Michaeli says she cannot support or invite sanctions, since it's too easy to be accused of treason in Israel these days. Zomlot says that a privileged society will never give up its privileges voluntarily, adding that there are consequences to occupation, murder with impunity.
Michaeli says that Israel isn't the only racist player and that we cannot ignore Palestinian incitement, adding that it's no good only blaming one side. She adds that we can't keep fighting over who's more right and who's more the victim.
Danin says the U.S. must demonstrate bolder leadership in the conflict, and that sanctions and boycotts are tactics without strategy that don't lead toward a national aim for Palestinians.
Saeb Erekat praises Haaretz for "being courageous enough to invite me today to speak," adding that "usually Palestinians are unnamed sources."
Erekat tells of his 37-year-old nephrew killed last week at the Hizme checkpoint in the West Bank. "I don't dare talk about peace, I want to congratulate Netanyahu for destroying the culture of peace and negotiation," adding that Netanyahu is "destroying the two-state solution and trying to build an apartheid system."
Erekat adds that "a two-state solution is the most cardinal interest of the Palestinian people," saying that "there is no such thing as a one-state solution." Erekat says that "Israel will never be party to a one-state solution, they don't want solution on 1967 lines. So what's the alternative?"
Erekat says "we might not be able to achieve a two-state solution tomorrow, but Israelis and Palestinians have no other option." Erekat welcomes the EU decision to label settlement products, and says Israel should recognize the state of Palestine before any other state. He acknowledges that mistake are made, saying that "sometimes it's hard to differentiate between freedom of speech and incitement." He adds that the Palestinian leadership is "trying to fix it."
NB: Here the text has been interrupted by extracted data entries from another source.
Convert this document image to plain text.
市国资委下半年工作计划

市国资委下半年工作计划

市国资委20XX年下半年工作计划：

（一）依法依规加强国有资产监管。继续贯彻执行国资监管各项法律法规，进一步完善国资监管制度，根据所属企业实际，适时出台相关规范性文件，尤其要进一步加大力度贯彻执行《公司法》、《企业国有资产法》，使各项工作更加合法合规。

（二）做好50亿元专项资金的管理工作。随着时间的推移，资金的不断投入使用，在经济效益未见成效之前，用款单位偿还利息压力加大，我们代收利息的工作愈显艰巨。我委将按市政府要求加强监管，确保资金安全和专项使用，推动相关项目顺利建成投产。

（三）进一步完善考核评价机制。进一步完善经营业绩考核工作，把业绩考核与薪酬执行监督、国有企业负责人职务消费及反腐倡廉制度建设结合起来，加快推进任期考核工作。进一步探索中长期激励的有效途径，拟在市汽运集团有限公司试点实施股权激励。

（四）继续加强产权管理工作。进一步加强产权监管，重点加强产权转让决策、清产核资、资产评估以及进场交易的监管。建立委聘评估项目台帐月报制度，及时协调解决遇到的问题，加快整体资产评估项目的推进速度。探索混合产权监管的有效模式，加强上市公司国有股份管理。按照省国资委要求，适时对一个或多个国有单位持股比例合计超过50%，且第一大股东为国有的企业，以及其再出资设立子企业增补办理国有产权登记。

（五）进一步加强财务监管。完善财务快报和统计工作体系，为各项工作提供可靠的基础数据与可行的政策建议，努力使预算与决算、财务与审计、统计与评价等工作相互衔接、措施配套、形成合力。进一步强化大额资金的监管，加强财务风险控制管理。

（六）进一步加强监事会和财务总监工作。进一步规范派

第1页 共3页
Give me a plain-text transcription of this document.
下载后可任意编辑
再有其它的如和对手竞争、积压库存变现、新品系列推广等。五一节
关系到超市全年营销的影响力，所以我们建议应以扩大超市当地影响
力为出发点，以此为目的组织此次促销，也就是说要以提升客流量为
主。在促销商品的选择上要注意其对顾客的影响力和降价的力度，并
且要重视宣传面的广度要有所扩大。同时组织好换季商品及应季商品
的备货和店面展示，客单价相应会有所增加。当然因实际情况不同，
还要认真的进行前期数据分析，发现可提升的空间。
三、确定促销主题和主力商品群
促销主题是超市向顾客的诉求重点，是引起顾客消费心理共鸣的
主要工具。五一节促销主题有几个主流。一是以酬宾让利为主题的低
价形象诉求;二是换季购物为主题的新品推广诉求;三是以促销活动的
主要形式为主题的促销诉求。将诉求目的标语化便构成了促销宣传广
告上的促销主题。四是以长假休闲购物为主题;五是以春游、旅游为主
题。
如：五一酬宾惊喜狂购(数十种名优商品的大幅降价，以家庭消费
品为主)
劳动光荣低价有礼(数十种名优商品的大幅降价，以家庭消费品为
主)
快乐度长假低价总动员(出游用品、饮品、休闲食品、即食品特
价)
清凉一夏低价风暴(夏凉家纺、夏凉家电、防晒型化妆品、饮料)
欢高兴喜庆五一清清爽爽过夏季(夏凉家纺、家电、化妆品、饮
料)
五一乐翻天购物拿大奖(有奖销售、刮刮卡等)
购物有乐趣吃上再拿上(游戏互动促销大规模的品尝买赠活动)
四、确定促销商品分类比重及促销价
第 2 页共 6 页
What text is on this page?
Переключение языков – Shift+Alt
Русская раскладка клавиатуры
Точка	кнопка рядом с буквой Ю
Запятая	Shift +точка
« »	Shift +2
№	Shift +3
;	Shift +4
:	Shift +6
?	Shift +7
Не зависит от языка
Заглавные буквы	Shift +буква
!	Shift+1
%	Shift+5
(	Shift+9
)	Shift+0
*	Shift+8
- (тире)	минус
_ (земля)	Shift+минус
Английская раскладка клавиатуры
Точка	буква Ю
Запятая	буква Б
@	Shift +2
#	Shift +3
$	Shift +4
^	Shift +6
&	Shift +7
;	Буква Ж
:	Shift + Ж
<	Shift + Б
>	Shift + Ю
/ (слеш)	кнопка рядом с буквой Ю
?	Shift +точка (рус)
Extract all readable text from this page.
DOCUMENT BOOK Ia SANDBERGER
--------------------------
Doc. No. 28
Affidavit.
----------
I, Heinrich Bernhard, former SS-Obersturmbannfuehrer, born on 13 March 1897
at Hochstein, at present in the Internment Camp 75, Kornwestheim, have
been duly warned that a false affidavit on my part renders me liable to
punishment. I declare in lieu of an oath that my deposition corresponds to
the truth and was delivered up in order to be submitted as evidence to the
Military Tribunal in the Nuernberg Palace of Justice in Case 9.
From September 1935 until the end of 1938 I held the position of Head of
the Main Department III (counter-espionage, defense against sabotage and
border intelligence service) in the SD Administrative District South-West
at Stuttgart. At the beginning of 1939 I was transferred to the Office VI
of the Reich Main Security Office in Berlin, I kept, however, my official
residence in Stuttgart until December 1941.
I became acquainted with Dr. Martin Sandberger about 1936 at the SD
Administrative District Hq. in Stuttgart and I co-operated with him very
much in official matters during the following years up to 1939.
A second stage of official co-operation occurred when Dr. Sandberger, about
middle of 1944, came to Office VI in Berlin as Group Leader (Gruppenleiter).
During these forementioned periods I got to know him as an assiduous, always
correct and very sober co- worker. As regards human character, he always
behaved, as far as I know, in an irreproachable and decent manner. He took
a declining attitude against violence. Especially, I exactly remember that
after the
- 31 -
Erekat vows that "Israel has a partner on the basis of a Palestinian state with the '67 borders and East Jerusalem as its capital." He says Palestine will accept limitations on arms and military, but won't accept limitations on dignity. Erekat says the era of U.S.-brokered bilateral negotiations is over, adding that Obama and Kerry have done everything possible.
Erekat criticizes ISIS, saying they are criminals and thugs who have nothing to do with Islam. He predicts the Arab world will need "30 to 50 years" to restabilize from the current chaos, while calling for democracy in the Arab world and Israeli-Palestinian peace to defeat ISIS. Erekat adds there is no difference between ISIS and the Jewish terrorists who burned the Dawabshe family in Duma.
Zionist Union MK Tzipi Livni begins her remarks by praising Rivlin's participation. Livni comments that "'peace' became a dirty word" during Israel's 2015 elections, saying that "peace" has become "something the left gives to the Arabs."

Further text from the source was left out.